Right: Andy Warhol, Marilyn, ‘1967,’ screen print, National Gallery of Art, Washington, Reba and Dave Williams Collection, Florian Carr Fund and Gift of the Print Research Foundation, 2008.
The final section is entitled “Pluralism” and focuses on the post-1960s rise of cultural and artistic diversity. Rather than a single approach, artists pursued an “eclectic, pluralistic spirit.” Among the artists represented are Richard Diebenkorn, Chuck Close, Richard Serra, and Kiki Smith. The exhibition closes with Kara Walker’s “no word” print, which uses her signature silhouette style to depict the transatlantic slave trade, a recurring subject in her work.

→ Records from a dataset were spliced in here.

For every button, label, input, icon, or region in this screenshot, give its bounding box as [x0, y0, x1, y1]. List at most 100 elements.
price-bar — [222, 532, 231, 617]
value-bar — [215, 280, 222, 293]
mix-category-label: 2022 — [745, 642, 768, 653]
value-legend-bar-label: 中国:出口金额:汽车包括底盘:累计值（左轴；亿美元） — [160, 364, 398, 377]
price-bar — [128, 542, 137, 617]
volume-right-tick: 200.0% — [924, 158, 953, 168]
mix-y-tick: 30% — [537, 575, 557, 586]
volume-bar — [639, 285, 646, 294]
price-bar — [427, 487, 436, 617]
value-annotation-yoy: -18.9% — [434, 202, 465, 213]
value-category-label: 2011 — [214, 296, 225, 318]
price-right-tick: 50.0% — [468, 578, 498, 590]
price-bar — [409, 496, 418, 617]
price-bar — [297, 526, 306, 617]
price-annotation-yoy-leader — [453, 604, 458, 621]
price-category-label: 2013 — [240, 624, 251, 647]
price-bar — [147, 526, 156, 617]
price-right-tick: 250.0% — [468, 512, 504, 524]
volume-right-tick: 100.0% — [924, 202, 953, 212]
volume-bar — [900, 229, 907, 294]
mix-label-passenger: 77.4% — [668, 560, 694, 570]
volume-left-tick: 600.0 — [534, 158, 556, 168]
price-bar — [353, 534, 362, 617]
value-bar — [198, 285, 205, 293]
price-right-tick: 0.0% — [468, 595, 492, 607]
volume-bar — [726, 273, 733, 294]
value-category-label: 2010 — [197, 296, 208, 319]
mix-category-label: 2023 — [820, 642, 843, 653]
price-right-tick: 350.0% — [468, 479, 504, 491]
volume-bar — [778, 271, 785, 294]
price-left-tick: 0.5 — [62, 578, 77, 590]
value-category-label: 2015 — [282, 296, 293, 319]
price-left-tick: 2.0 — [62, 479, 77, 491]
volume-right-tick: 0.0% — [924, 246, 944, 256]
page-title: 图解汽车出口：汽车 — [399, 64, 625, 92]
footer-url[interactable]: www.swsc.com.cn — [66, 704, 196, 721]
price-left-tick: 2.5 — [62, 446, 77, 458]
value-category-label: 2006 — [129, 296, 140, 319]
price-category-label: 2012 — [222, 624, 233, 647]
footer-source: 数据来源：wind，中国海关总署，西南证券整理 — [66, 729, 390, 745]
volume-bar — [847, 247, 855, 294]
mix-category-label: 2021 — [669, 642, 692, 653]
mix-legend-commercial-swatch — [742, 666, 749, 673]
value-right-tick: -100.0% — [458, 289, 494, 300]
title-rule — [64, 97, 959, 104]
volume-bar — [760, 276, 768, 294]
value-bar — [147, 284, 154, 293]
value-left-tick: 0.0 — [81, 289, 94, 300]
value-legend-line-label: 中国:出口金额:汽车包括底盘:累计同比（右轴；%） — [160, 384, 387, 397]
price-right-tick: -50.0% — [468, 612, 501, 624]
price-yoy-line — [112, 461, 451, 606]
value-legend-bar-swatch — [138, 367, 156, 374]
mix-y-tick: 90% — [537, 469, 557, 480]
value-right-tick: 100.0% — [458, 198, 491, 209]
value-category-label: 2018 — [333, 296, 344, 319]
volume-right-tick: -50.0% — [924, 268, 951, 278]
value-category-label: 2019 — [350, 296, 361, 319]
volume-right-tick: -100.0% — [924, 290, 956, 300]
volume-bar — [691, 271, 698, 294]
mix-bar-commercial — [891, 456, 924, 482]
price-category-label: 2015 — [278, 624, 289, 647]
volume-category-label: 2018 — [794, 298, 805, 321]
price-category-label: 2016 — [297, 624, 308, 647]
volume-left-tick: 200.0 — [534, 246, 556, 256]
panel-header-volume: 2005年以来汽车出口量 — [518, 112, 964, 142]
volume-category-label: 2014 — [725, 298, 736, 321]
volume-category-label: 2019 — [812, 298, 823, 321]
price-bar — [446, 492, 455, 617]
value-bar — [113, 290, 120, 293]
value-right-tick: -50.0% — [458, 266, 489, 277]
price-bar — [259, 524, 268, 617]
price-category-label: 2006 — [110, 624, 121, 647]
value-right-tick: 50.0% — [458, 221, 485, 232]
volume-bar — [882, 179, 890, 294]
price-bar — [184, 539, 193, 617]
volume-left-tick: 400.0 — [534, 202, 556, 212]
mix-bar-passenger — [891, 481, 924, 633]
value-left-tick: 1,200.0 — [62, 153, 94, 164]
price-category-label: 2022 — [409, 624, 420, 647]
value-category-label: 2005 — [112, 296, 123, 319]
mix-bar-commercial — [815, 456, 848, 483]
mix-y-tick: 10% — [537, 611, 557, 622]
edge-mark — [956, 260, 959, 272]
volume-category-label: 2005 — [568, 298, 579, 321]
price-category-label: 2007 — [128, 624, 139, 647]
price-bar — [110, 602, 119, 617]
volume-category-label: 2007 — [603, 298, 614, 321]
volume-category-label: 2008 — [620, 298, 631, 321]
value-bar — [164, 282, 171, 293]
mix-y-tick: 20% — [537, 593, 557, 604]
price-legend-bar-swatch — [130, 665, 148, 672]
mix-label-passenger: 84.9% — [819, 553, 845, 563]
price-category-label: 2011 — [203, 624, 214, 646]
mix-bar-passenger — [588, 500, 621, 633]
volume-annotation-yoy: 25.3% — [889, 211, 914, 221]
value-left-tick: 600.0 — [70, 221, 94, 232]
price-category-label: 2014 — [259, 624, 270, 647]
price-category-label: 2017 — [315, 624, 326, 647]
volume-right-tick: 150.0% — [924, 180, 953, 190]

One fascinating print in this gallery is Martin Puryear’s “untitled” 2001 etching of a curved-back elephantine creature: it catches the eye particularly in its glimmerings of Puryear’s humongous “Big Bling” sculpture that is about to go on exhibit in Madison Square Park (May 16, 2016 through January 8, 2017). “Big Bling” is a multi-tiered wood sculpture wrapped in fine chain link fence, with a gold-leafed shackle—the “bling”—anchored near the top. At 40 feet high by 38 feet wide and 10 feet deep, it is Puryear’s largest outdoor sculpture to date.
Left: Roy Lichtenstein, ‘Sweet Dreams, Baby!,’ 1965, screenprint, National Gallery of Art, Washington, Gift of Roy and Dorothy Lichtenstein, 1996. © Estate of Roy Lichtenstein.
The exhibition catalogue is a superb entity in its own right, with a wide range of nationally-recognized historians and curators contributing essays in categories devoted to “Colonial Era to the Civil War,” “Reconstruction to World War II,” and “Post-World War II to the Present.”
By Amy Henderson, Contributing Writer
The exhibition is organized by the National Gallery of Art and will be at the Gallery in Washington, DC, from April 3, 2016 to July 24, 2016. An international tour is planned to the National Gallery, Prague (Oct. 4, 2016-Jan. 5, 2017) and Antiguo Colegio de San Ildefonso, Mexico City (Feb. 2, 2017-April 30, 2017). The catalogue is available at www.nga.gov/shop
Amy Henderson is a cultural historian in Washington, DC.